On Monday, Finnish security experts together with researchers from Google, revealed a discovery of a two-year-old bug, Heartbleed, which had been exposing users' passwords online.

On Tuesday, Yahoo, Tumblr, Paypal, Facebook, Google and Amazon Web Services released statements that they were already fixing the bug. However, they still encouraged users to immediately change their old passwords to new ones.

"This still means that the little lock icon (HTTPS) we all trusted to keep our passwords, personal emails and credit cards safe was actually making all that private information accessible to anyone who knew about the exploit. This might be a good day to call in sick and take some time to change your passwords everywhere - especially your high-security services like email, file storage and banking, which may have been compromised by this bug," the security team at Tumblr wrote in its Web site.

Researchers continue to warn users to secure passwords use to access important accounts such as bank details and Social Security numbers.

To demonstrate how Heartbleed bug attacks, CNET obtained a censored example from Ronald Prins of security firm Fox-it.

After running Heartbleed, Prins tweeted:

"We were able to scrape a Yahoo username & password via the Heartbleed bug."

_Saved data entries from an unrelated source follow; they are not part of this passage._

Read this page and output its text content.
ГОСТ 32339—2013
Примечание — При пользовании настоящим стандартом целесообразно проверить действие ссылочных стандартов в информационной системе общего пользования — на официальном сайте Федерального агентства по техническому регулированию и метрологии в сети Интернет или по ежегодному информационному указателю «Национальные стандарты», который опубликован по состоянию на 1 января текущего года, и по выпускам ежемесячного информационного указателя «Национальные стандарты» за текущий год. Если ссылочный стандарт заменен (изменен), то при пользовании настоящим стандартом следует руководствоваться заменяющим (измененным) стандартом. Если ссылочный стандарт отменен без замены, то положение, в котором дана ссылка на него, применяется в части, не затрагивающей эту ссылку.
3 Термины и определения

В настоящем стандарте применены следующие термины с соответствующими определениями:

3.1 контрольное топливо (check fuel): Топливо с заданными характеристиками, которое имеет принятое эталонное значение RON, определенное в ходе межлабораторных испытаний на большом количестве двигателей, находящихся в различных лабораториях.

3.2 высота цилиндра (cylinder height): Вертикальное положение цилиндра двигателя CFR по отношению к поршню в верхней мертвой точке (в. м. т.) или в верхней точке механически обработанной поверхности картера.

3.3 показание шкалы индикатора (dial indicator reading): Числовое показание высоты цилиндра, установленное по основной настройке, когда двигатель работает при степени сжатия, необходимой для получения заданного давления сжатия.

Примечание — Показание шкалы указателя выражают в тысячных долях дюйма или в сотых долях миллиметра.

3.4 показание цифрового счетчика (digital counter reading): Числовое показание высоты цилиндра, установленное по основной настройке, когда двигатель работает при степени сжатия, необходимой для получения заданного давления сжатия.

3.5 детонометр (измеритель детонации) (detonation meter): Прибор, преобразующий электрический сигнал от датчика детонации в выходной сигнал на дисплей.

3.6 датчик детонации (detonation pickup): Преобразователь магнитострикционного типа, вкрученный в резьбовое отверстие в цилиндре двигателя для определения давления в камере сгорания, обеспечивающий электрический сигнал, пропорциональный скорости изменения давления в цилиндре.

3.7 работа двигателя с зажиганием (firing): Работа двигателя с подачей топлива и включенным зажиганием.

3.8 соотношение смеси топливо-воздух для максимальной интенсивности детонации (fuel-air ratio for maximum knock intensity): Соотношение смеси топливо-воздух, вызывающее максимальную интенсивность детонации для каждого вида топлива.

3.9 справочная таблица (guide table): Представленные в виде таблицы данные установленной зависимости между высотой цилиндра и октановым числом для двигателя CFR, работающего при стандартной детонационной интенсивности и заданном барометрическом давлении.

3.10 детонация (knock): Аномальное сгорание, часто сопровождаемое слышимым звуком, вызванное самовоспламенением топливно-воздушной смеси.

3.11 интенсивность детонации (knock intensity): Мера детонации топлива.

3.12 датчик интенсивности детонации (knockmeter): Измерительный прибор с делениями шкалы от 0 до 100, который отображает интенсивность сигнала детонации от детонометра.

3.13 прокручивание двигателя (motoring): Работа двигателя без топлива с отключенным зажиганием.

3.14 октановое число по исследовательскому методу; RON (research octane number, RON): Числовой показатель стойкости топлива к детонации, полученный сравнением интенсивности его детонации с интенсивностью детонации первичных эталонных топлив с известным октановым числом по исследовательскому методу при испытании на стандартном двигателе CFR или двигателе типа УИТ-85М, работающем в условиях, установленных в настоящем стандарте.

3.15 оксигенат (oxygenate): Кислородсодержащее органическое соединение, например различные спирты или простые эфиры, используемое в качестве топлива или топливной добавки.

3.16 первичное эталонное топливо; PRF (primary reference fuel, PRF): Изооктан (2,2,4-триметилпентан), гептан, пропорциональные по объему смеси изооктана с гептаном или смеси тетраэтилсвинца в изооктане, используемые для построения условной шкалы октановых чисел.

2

Developer Scott Galloway echoed the same in his tweet:

"Ok, ran my heartbleed script for 5 minutes, now have a list of 200 usernames and passwords for yahoo mail ... TRIVIAL!"

The magnitude of the effect of Heartbleed remains untracked as it affects OpenSSL which is used by the majority of Web sites online.

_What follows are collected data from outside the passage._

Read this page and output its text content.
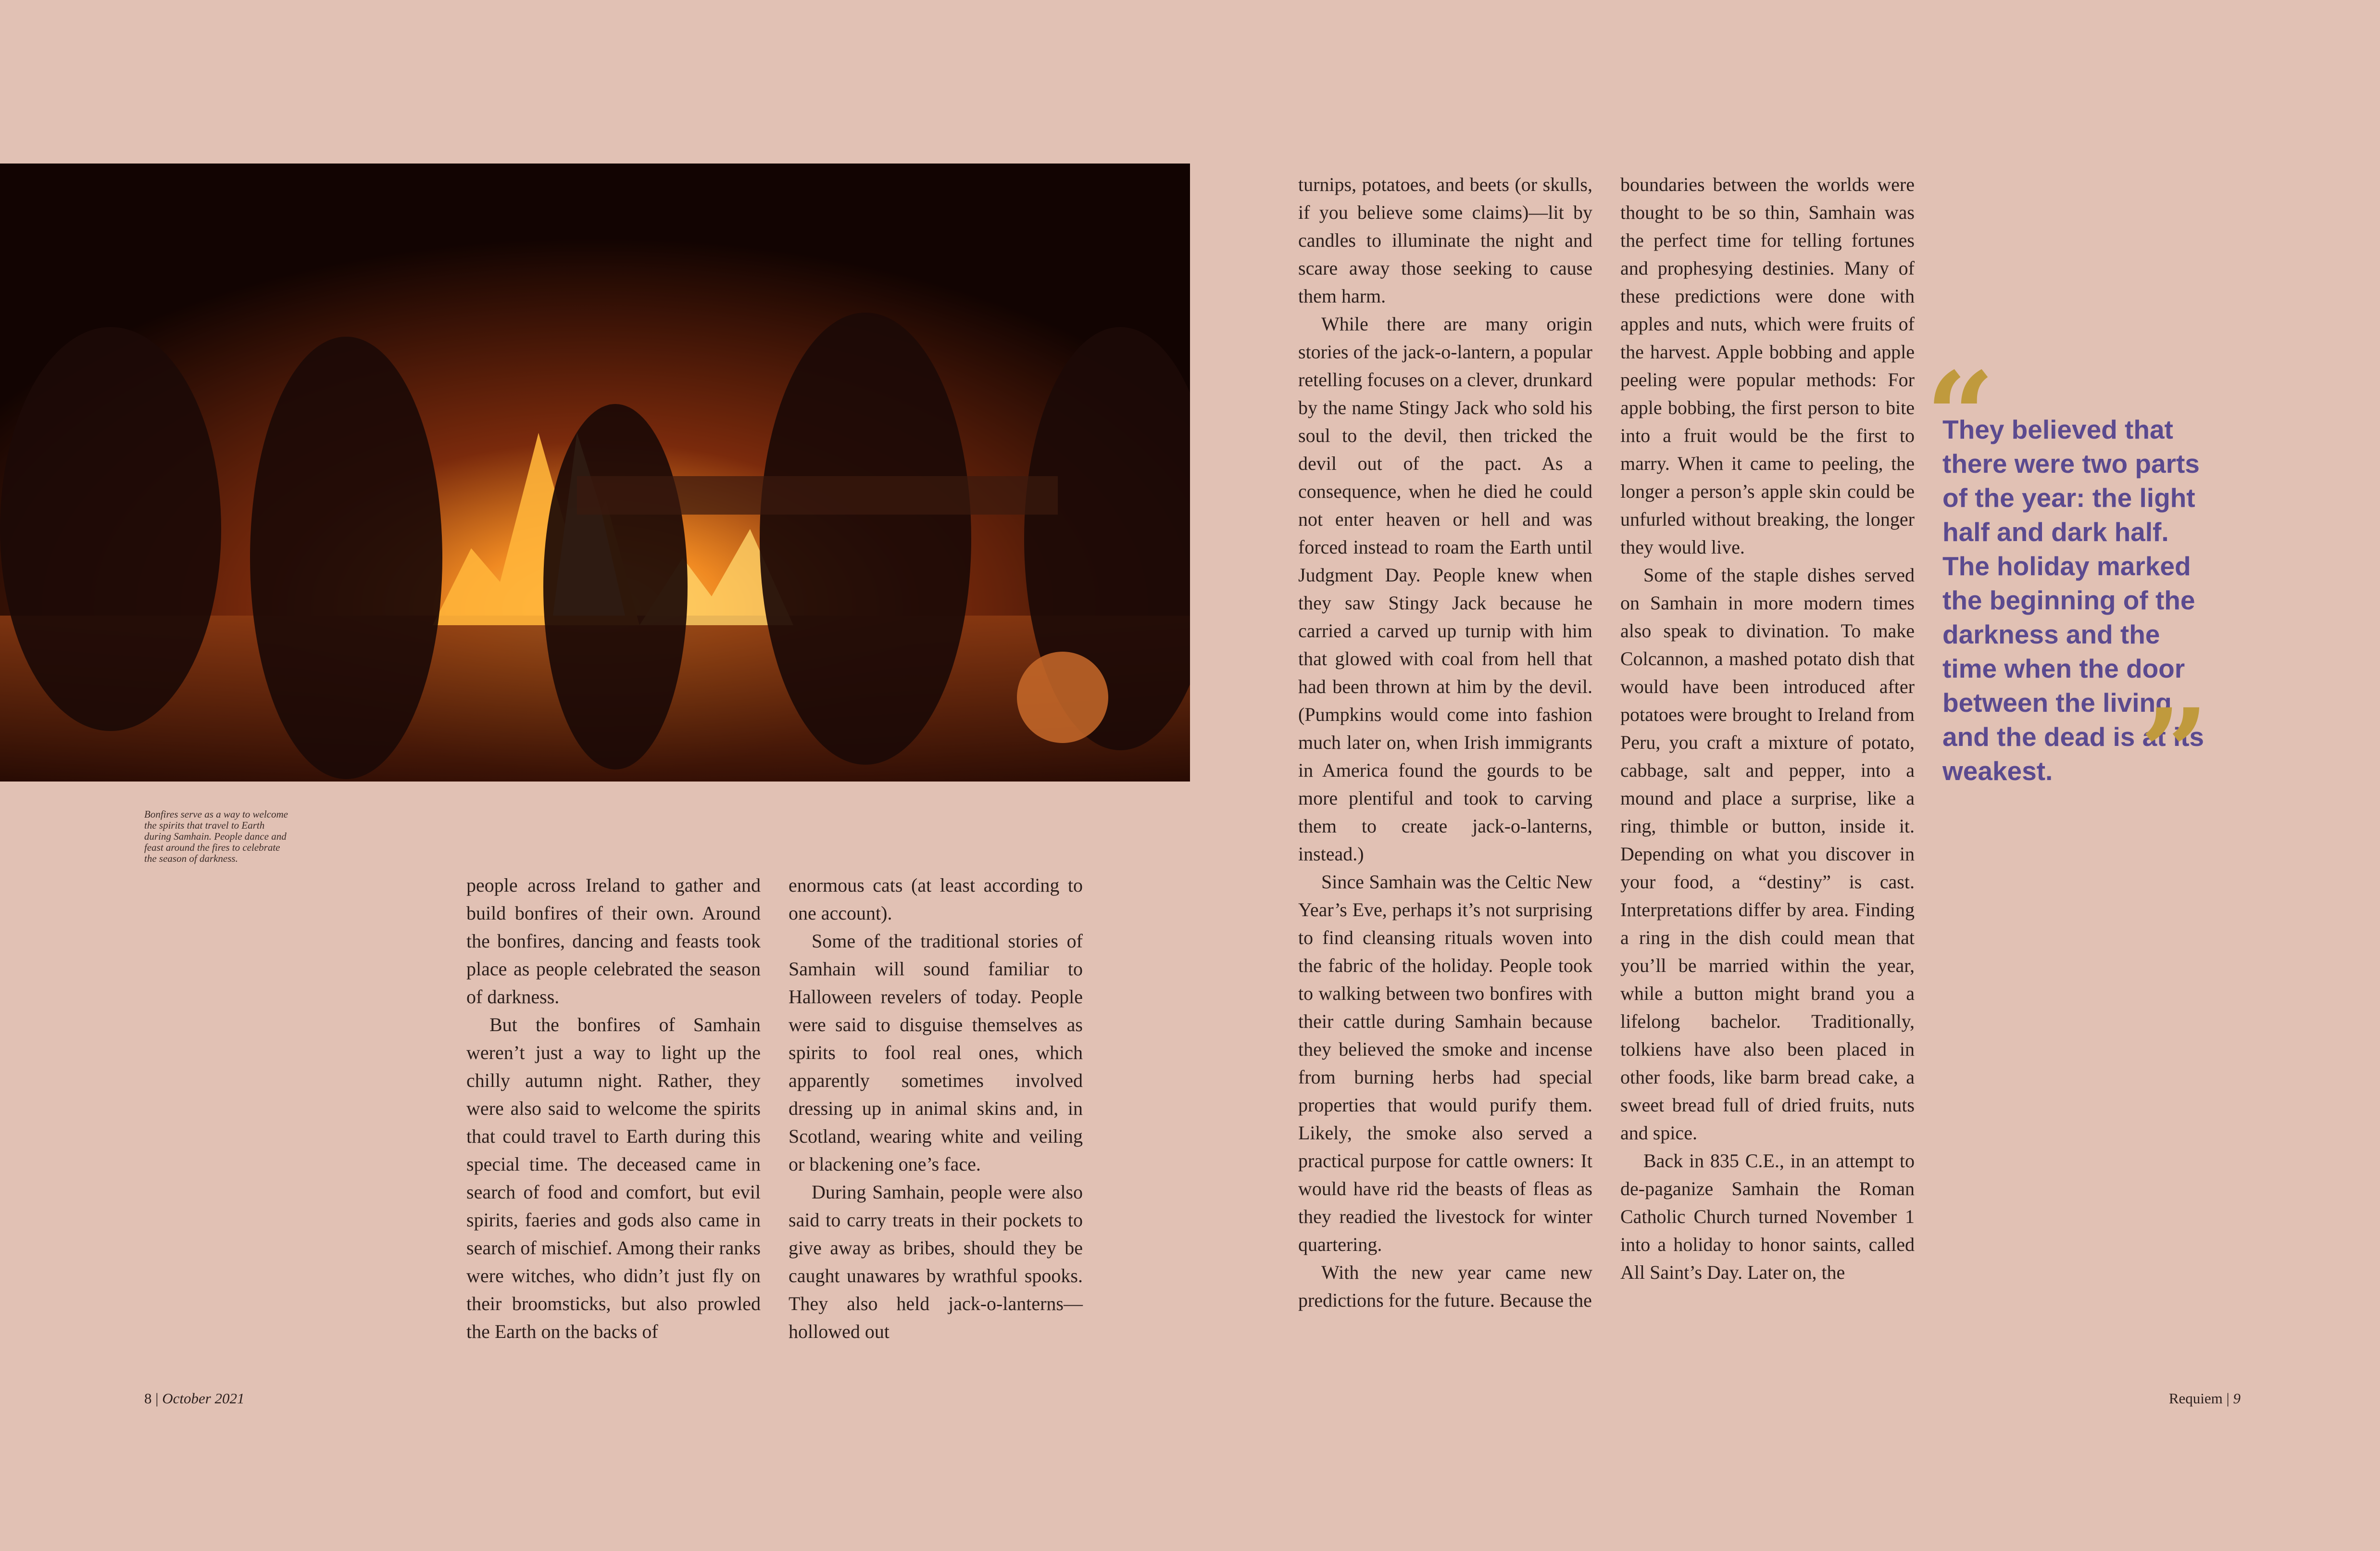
Bonfires serve as a way to welcome the spirits that travel to Earth during Samhain. People dance and feast around the fires to celebrate the season of darkness.

people across Ireland to gather and build bonfires of their own. Around the bonfires, dancing and feasts took place as people celebrated the season of darkness.

But the bonfires of Samhain weren’t just a way to light up the chilly autumn night. Rather, they were also said to welcome the spirits that could travel to Earth during this special time. The deceased came in search of food and comfort, but evil spirits, faeries and gods also came in search of mischief. Among their ranks were witches, who didn’t just fly on their broomsticks, but also prowled the Earth on the backs of

enormous cats (at least according to one account).

Some of the traditional stories of Samhain will sound familiar to Halloween revelers of today. People were said to disguise themselves as spirits to fool real ones, which apparently sometimes involved dressing up in animal skins and, in Scotland, wearing white and veiling or blackening one’s face.

During Samhain, people were also said to carry treats in their pockets to give away as bribes, should they be caught unawares by wrathful spooks. They also held jack-o-lanterns—hollowed out

turnips, potatoes, and beets (or skulls, if you believe some claims)—lit by candles to illuminate the night and scare away those seeking to cause them harm.

While there are many origin stories of the jack-o-lantern, a popular retelling focuses on a clever, drunkard by the name Stingy Jack who sold his soul to the devil, then tricked the devil out of the pact. As a consequence, when he died he could not enter heaven or hell and was forced instead to roam the Earth until Judgment Day. People knew when they saw Stingy Jack because he carried a carved up turnip with him that glowed with coal from hell that had been thrown at him by the devil. (Pumpkins would come into fashion much later on, when Irish immigrants in America found the gourds to be more plentiful and took to carving them to create jack-o-lanterns, instead.)

Since Samhain was the Celtic New Year’s Eve, perhaps it’s not surprising to find cleansing rituals woven into the fabric of the holiday. People took to walking between two bonfires with their cattle during Samhain because they believed the smoke and incense from burning herbs had special properties that would purify them. Likely, the smoke also served a practical purpose for cattle owners: It would have rid the beasts of fleas as they readied the livestock for winter quartering.

With the new year came new predictions for the future. Because the

boundaries between the worlds were thought to be so thin, Samhain was the perfect time for telling fortunes and prophesying destinies. Many of these predictions were done with apples and nuts, which were fruits of the harvest. Apple bobbing and apple peeling were popular methods: For apple bobbing, the first person to bite into a fruit would be the first to marry. When it came to peeling, the longer a person’s apple skin could be unfurled without breaking, the longer they would live.

Some of the staple dishes served on Samhain in more modern times also speak to divination. To make Colcannon, a mashed potato dish that would have been introduced after potatoes were brought to Ireland from Peru, you craft a mixture of potato, cabbage, salt and pepper, into a mound and place a surprise, like a ring, thimble or button, inside it. Depending on what you discover in your food, a “destiny” is cast. Interpretations differ by area. Finding a ring in the dish could mean that you’ll be married within the year, while a button might brand you a lifelong bachelor. Traditionally, tolkiens have also been placed in other foods, like barm bread cake, a sweet bread full of dried fruits, nuts and spice.

Back in 835 C.E., in an attempt to de-paganize Samhain the Roman Catholic Church turned November 1 into a holiday to honor saints, called All Saint’s Day. Later on, the

“
They believed that there were two parts of the year: the light half and dark half. The holiday marked the beginning of the darkness and the time when the door between the living and the dead is at its weakest. ”
8 | October 2021	Requiem | 9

"It's a serious bug in that it doesn't leave any trace. Bad guys can access the memory on a machine and take encryption keys, usernames, passwords, valuable intellectual property, and there's no trace they've been there," David Chartier, chief executive at Codenomicon, explained.

Heartbleed victims will not be aware that they had been victims.

"Unless an attacker blackmails you, or publishes your information online, or steals a trade secret and uses it, you won't know if you've been compromised. That's what makes it so vicious," Mr Chartier said.

"Companies need to get new encryption keys and users need to get new passwords," he advised.